The desperado Scratchy Wilson, the story’s antagonist, symbolizes both the old frontier and stasis. Wilson is a relic of the legendary “Wild-West,” unaware that he now lives beyond his own time in an era where Eastern civilization has conquered the Western frontier. As “the last one of the old [outlaw] gang” for whom Jack Potter is an “ancient antagonist,” Wilson wants his world to remain unchanged. Wilson’s drunken outbursts and propensity for violence render him a Wild-West caricature who harkens back to a time when laws were few, gunshots quelled disputes, and vast open spaces remained inaccessible to all but the roughest hombres. Scratchy’s antagonistic relationship with Jack Potter provides a stasis that the outlaw finds familiar. Much like the devil (whose nickname, “Old Scratch,” echoes in Wilson’s own name), Scratchy thrives in constant conflict with Potter’s angel of the law. In marrying the bride, reveals Wilson to be little more than an anachronism of the old frontier that Eastern civilization has conquered.
Scratchy Wilson Quotes in The Bride Comes to Yellow Sky
The drummer's tale was interrupted by a young man who suddenly appeared in the open door. He cried: "Scratchy Wilson is drunk, and has turned loose with both hands." The two Mexicans at once set down their glasses and faded out of the rear entrance of the saloon. The drummer, innocent and jocular, answered: “All right, old man. S'pose he has? Come in and have a drink, anyhow."
"You see," he whispered, "this here Scratchy Wilson is a wonder with a gun a perfect wonder—and when he goes on the war trail, we hunt our holes—naturally.

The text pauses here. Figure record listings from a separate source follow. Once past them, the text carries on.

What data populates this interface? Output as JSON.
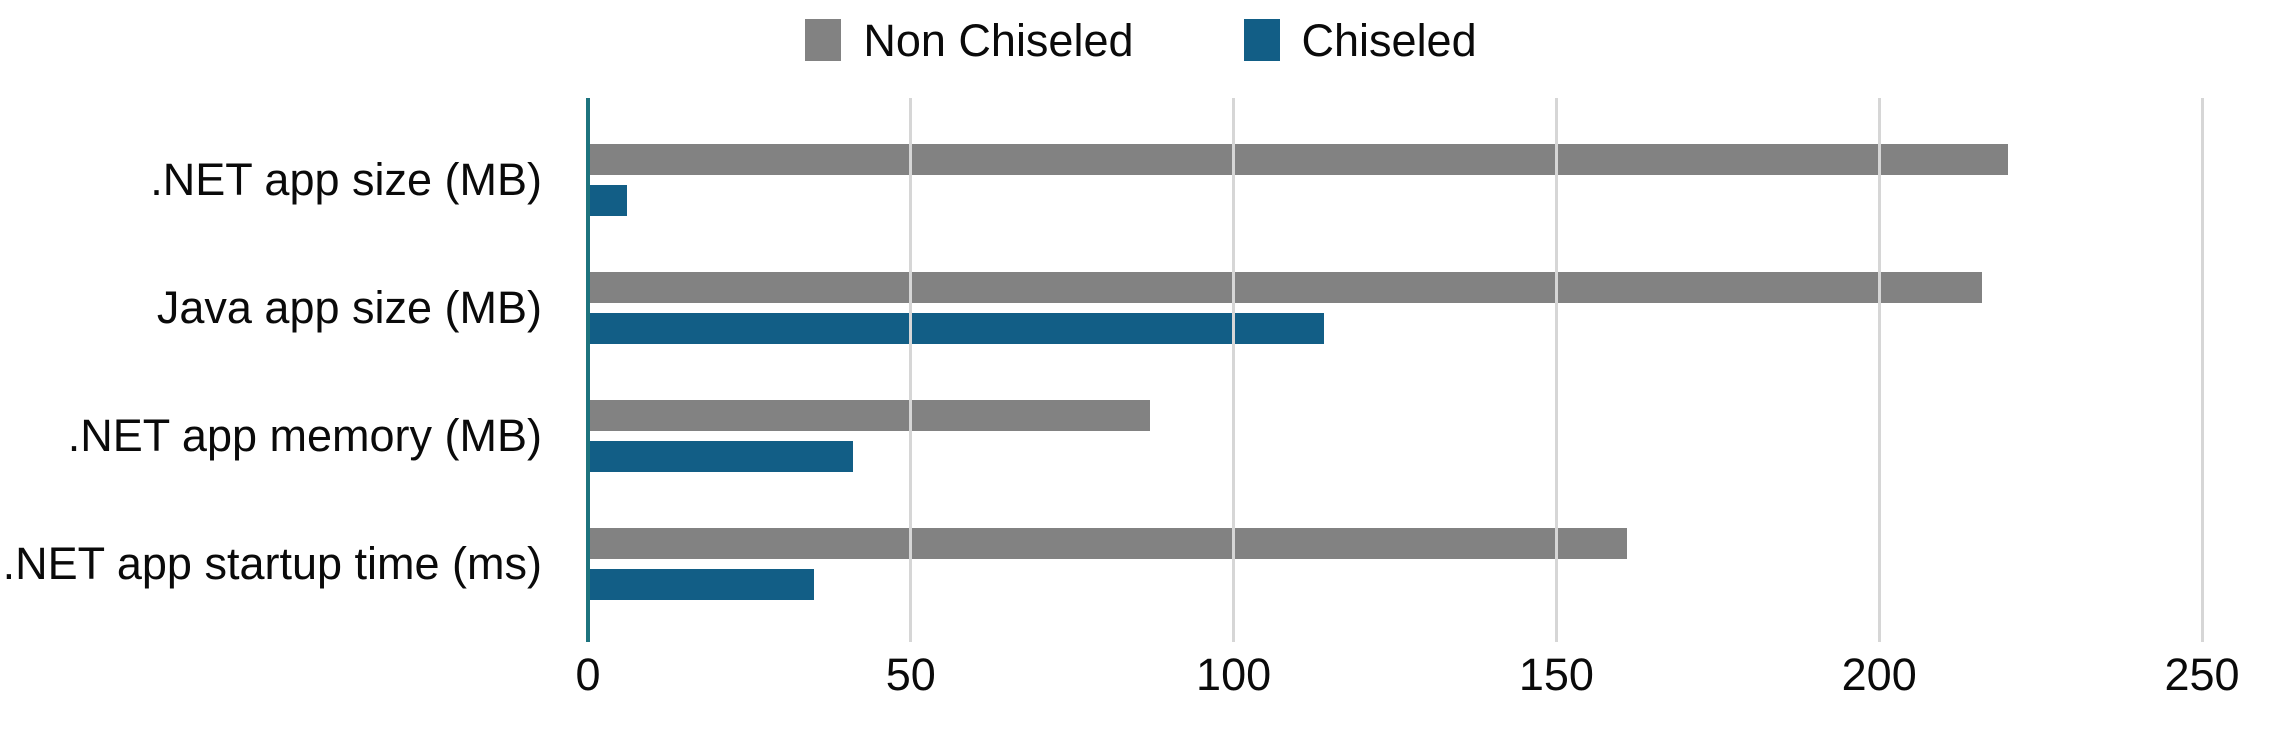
{
  "chart_data": {
    "type": "bar",
    "orientation": "horizontal",
    "title": "",
    "xlabel": "",
    "ylabel": "",
    "categories": [
      ".NET app size (MB)",
      "Java app size (MB)",
      ".NET app memory (MB)",
      ".NET app startup time (ms)"
    ],
    "series": [
      {
        "name": "Non Chiseled",
        "color": "#828282",
        "values": [
          220,
          216,
          87,
          161
        ]
      },
      {
        "name": "Chiseled",
        "color": "#125e86",
        "values": [
          6,
          114,
          41,
          35
        ]
      }
    ],
    "x_ticks": [
      0,
      50,
      100,
      150,
      200,
      250
    ],
    "xlim": [
      0,
      250
    ],
    "legend_position": "top-center",
    "grid": "vertical-gridlines-over-bars",
    "colors": {
      "axis_line": "#1d737e",
      "gridline": "#d6d6d6",
      "text": "#0a0a0a",
      "background": "#ffffff"
    }
  }
}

He’s about the last one of the old gang that used to hang out along the river here. He's a terror when he’s drunk. When he’s sober he's all right—kind of simple—wouldn't hurt a fly—nicest fellow in town. But when he's drunk—whoo!"
A man in a maroon-colored flannel shirt, which had been purchased for purposes of decoration, and made principally by some Jewish women on the East Side of New York, rounded a corner and walked into the middle of the main street of Yellow Sky. In either hand the man held a long, heavy, blue-black revolver. Often he yelled, and these cries rang through a semblance of a deserted village, shrilly flying over the roofs in a volume that seemed to have no relation to the ordinary vocal strength of a man. It was as if the surrounding stillness formed the arch of a tomb over him. These cries of ferocious challenge rang against walls of silence. And his boots had-red tops with gilded imprints, of the kind beloved in winter by little sledding boys on the hillsides of New England.
There was a silence. Potter's mouth seemed to be merely a grave for his tongue. He exhibited an instinct to at once loosen his arm from the woman’s grip, and he dropped the bag to the sand. As for the bride, her face had gone as yellow as old cloth. She was a slave to hideous rites, gazing at the apparitional snake.
He was stiffening and steadying, but yet somewhere at the back of his mind a vision of the Pullman-floated, the seagreen figured velvet, the shining brass, silver, and glass, the wood that gleamed as darkly brilliant as the surface of a pool of oil—all the glory of the marriage, the environment of the new estate.
He was like a creature allowed a glimpse of another world. He moved a pace backward, and his arm, with the revolver, dropped to his side.